“A censura institucional se parece com o estupro”

O filósofo Paul B. Preciado foi chamado Beatriz quando nasceu em Burgos, em 1970. Cresceu em uma casa sem livros e, antes que pudesse se definir, isso foi feito pelos insultos que recebeu na escola. Mudou-se para Madri a fim de estudar Filosofia, doutorou-se em Princeton (Nova York), foi discípulo de Derrida em Paris e atualmente é uma das 25 pessoas mais influentes da arte contemporânea, segundo a Art Review. Além disso, em maio inaugurou o pavilhão de Taiwan na Bienal de Veneza 2019 como curador. Preciado é um pensador de referência por suas contribuições à teoria queer. Desde seu primeiro livro, Manifesto Contrassexual (2002), ele fala sobre a construção social e a política do sexo, e muitos artistas dialogam com seus textos.

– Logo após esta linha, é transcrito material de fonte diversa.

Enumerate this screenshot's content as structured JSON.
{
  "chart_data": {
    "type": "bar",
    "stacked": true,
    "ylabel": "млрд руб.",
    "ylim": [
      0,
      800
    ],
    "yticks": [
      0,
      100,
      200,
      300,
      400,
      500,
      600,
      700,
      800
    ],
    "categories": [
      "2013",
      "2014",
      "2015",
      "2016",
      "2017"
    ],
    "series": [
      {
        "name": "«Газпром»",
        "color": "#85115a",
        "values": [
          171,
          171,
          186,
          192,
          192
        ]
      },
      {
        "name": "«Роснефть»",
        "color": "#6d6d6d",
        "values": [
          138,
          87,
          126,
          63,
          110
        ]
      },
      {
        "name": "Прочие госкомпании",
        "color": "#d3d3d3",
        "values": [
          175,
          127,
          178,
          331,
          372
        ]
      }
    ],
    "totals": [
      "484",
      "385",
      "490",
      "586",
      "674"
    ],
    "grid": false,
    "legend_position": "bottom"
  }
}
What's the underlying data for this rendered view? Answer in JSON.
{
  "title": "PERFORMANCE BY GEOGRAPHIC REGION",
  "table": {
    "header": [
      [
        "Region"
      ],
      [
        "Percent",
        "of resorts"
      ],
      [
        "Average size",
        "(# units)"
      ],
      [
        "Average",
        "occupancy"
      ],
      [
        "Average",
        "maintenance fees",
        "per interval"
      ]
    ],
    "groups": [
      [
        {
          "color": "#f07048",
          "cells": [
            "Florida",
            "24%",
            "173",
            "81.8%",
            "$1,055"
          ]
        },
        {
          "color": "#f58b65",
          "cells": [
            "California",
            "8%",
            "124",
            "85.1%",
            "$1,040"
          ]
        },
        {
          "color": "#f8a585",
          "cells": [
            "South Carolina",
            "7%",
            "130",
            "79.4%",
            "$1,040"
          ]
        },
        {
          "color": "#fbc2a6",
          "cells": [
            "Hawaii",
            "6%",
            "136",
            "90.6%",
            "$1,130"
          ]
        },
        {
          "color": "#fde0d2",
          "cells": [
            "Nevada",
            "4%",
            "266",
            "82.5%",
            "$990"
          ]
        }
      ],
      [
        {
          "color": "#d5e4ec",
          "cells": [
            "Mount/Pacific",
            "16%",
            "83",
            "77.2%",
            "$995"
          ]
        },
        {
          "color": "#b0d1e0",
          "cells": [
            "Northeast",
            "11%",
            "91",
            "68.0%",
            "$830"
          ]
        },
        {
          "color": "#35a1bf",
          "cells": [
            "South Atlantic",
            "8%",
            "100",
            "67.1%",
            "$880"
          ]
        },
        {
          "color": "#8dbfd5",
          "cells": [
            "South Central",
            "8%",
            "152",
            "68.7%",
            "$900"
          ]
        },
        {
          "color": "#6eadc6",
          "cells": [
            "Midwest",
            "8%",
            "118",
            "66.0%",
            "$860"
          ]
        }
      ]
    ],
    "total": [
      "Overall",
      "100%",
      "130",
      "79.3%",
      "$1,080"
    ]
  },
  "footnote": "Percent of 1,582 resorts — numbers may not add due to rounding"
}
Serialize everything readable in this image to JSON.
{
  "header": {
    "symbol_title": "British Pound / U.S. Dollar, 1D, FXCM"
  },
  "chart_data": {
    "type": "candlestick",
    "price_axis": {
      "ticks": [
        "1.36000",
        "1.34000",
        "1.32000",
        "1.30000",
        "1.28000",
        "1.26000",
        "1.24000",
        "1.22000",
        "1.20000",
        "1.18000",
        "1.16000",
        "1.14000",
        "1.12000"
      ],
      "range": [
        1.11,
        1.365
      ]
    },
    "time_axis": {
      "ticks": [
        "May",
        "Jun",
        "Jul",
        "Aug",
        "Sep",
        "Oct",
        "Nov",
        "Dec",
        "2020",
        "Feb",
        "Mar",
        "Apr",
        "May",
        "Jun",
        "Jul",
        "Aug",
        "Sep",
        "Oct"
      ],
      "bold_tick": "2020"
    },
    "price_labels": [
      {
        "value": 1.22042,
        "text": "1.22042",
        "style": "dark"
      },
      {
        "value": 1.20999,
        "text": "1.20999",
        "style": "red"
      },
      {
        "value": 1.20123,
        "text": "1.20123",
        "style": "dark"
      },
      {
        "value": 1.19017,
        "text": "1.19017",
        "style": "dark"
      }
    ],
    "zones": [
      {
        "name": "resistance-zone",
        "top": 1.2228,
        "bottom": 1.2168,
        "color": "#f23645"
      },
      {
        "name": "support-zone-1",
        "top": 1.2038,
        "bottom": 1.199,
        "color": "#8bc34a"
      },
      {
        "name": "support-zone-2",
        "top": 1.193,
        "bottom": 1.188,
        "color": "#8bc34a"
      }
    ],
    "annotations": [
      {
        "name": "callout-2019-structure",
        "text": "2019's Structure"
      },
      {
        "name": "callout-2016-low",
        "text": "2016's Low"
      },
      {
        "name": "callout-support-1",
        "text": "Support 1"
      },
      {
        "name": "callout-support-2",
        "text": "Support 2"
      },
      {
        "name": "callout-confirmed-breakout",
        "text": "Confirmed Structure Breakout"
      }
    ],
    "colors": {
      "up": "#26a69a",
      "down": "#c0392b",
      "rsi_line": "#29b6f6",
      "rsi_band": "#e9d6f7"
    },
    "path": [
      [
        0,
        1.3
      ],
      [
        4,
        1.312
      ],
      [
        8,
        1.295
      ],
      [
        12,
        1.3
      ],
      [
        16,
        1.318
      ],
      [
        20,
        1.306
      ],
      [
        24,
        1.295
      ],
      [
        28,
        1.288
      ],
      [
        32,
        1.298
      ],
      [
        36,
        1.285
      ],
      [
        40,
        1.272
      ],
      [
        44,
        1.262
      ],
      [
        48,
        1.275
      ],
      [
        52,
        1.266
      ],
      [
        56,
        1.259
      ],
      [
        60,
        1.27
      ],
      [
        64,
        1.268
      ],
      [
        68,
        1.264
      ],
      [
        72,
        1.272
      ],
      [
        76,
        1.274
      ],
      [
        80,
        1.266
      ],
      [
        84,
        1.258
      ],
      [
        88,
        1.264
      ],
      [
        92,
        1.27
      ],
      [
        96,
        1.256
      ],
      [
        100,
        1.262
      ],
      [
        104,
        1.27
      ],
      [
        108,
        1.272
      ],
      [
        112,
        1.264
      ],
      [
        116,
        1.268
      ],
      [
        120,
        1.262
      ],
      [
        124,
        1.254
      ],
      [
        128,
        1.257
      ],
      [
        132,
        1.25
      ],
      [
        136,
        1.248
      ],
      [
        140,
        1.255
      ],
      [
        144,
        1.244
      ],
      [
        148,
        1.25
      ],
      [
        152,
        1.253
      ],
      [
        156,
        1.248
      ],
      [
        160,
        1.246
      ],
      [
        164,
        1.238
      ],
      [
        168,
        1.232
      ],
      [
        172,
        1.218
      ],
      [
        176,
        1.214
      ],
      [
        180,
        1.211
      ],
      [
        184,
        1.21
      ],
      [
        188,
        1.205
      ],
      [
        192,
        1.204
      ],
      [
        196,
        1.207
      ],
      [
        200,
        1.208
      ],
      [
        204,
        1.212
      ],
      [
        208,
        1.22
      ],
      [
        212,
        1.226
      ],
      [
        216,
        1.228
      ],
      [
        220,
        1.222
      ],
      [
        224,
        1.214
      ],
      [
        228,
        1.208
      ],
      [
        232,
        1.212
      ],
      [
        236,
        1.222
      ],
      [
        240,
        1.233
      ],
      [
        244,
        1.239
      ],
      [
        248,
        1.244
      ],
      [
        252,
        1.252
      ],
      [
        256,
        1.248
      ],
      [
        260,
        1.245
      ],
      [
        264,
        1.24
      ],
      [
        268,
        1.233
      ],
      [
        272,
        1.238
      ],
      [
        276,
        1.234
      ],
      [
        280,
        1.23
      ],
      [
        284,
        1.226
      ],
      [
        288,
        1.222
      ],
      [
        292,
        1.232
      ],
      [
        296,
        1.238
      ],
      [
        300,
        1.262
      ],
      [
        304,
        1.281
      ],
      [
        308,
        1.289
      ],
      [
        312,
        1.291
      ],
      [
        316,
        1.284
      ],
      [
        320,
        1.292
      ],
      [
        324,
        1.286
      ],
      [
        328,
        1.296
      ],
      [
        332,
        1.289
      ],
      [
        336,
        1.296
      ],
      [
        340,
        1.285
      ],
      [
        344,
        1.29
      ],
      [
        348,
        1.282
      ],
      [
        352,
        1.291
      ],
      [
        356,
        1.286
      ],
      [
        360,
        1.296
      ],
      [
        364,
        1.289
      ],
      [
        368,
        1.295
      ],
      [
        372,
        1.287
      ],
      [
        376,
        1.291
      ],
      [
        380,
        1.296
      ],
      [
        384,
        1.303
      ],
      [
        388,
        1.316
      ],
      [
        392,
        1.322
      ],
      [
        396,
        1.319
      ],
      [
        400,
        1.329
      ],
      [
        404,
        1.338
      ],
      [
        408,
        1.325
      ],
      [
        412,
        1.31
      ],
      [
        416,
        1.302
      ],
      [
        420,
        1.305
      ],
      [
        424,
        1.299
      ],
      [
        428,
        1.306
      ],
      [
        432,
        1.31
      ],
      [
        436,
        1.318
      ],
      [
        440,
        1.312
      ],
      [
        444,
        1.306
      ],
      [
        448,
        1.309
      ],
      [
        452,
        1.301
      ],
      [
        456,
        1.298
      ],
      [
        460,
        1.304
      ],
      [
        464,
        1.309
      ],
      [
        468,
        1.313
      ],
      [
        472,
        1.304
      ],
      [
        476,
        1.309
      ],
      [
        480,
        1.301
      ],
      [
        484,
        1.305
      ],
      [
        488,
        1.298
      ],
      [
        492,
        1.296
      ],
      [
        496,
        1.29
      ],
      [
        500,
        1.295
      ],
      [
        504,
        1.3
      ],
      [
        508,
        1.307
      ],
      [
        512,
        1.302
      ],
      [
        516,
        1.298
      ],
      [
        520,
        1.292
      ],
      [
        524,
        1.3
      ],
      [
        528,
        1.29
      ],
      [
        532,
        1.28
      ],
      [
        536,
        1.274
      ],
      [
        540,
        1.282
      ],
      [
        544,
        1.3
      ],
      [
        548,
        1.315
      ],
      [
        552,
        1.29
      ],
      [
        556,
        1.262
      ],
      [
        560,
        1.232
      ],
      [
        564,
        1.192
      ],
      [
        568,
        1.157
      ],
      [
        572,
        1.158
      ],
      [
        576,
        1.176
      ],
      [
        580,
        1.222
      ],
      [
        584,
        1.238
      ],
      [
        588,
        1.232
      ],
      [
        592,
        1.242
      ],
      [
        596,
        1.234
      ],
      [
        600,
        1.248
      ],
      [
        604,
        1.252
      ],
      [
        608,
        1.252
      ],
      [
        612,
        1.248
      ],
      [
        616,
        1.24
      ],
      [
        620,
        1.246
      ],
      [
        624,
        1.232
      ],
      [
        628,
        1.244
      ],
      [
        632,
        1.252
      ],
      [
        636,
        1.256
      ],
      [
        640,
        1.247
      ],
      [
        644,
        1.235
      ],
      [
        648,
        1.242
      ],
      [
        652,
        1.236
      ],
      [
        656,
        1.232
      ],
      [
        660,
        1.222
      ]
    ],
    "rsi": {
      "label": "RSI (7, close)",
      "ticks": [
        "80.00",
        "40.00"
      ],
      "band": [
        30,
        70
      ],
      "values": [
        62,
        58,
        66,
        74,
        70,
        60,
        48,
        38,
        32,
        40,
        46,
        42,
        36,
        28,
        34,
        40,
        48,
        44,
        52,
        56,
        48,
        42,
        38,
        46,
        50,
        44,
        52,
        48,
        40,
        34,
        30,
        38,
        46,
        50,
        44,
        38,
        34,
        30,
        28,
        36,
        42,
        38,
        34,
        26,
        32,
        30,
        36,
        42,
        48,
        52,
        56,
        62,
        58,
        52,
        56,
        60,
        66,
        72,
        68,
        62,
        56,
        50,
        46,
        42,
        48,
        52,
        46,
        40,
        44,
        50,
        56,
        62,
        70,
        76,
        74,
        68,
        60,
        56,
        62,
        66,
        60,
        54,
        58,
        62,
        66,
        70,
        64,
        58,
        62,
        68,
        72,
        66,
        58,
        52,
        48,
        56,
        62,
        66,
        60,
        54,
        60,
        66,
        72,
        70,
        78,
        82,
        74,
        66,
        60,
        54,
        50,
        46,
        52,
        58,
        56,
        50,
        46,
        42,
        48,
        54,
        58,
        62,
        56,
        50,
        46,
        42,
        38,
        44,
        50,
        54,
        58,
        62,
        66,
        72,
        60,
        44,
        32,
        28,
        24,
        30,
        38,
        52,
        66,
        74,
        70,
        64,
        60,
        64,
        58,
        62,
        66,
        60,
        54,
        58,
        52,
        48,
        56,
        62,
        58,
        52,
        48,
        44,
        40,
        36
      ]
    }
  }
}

Ao longo dos anos, seus seguidores saciaram sua sede por meio de seus livros, conferências, entrevistas e as crônicas no jornal francês Libération, reunidas agora em seu livro mais autobiográfico, Um apartamento em Urano (ed. Anagrama). Nele, Preciado reflete sobre temas atuais enquanto narra o que acontece com a história de sua vida ao modificar seu sexo.

Ele começou a publicar essas crônicas em 2013, quando vivia em Paris. “Nesse ano, se fez visível na França o movimento nacional-católico e de extrema-direita (o equivalente ao Hazte oir) contra a liberdade sexual e de gênero, e era necessário produzir um discurso público capaz de reagir, em tempo real, ao que ocorria nas ruas e à banalização das agressões machistas, homofóbicas, transfóbicas e racistas”, disse. A escritora feminista Virginie Despentes, que foi sua parceira nos tempos da Barcelona do pós-pornô, assina o prólogo e diz: “As crianças nascidas depois de 2000 lerão seus textos, entenderão o que você propõe e te amarão: seu pensamento, seu horizonte, seus espaços. Você escreve para um tempo que ainda não aconteceu. Você escreve para crianças que ainda não nasceram e que viverão, como você, nessa transição constante, que é o comum da vida.”

As crianças estão muito presentes em suas crônicas. Por que você afirma que “a escola é um campo de batalha”?

O corpo infantil é o primeiro lugar sobre o qual operam todas as técnicas de normalização. Evidentemente, esse processo é levado a cabo em duas instituições tremendamente violentas e normativas: a família e a escola. Dois enclaves patriarcais regidos pela epistemologia da diferença sexual e racial. A escola é o lugar onde se fabrica a identidade nacional, de gênero, sexual, através da injúria, exclusão, repetição de coreografias corporais que funcionam com a recompensa e a punição. É o lugar onde o fraco é punido e eliminado. E os fracos são meus favoritos. Ser transé, entre outras coisas, desafiar a narrativa temporal e conceder-se uma segunda infância que permite ao fraco construir seu próprio mundo. Faço filosofia para os fracos. A única coisa que me interessa é pensar a partir da vulnerabilidade, da dissidência e inventar, a partir daí, a liberdade.

Você tem esperanças com as gerações seguintes?

Estive recentemente na reunião da Chrysallis, uma associação de famílias de menores transe de gênero fluido. Foi uma experiência maravilhosa estar rodeado de centenas de criançes que podem experimentar seu corpo para além do binarismo sexual e de gênero. Fiquei maravilhado por ver pais heterossexuais convictos, que a priori não sabiam nada da cultura queer, converter-se em ativistas para defender a liberdade de seus filhes. Estas são as políticas do futuro: políticas de alianças de minorias dissidentes em busca da fabricação da liberdade. É de se tirar o chapéu!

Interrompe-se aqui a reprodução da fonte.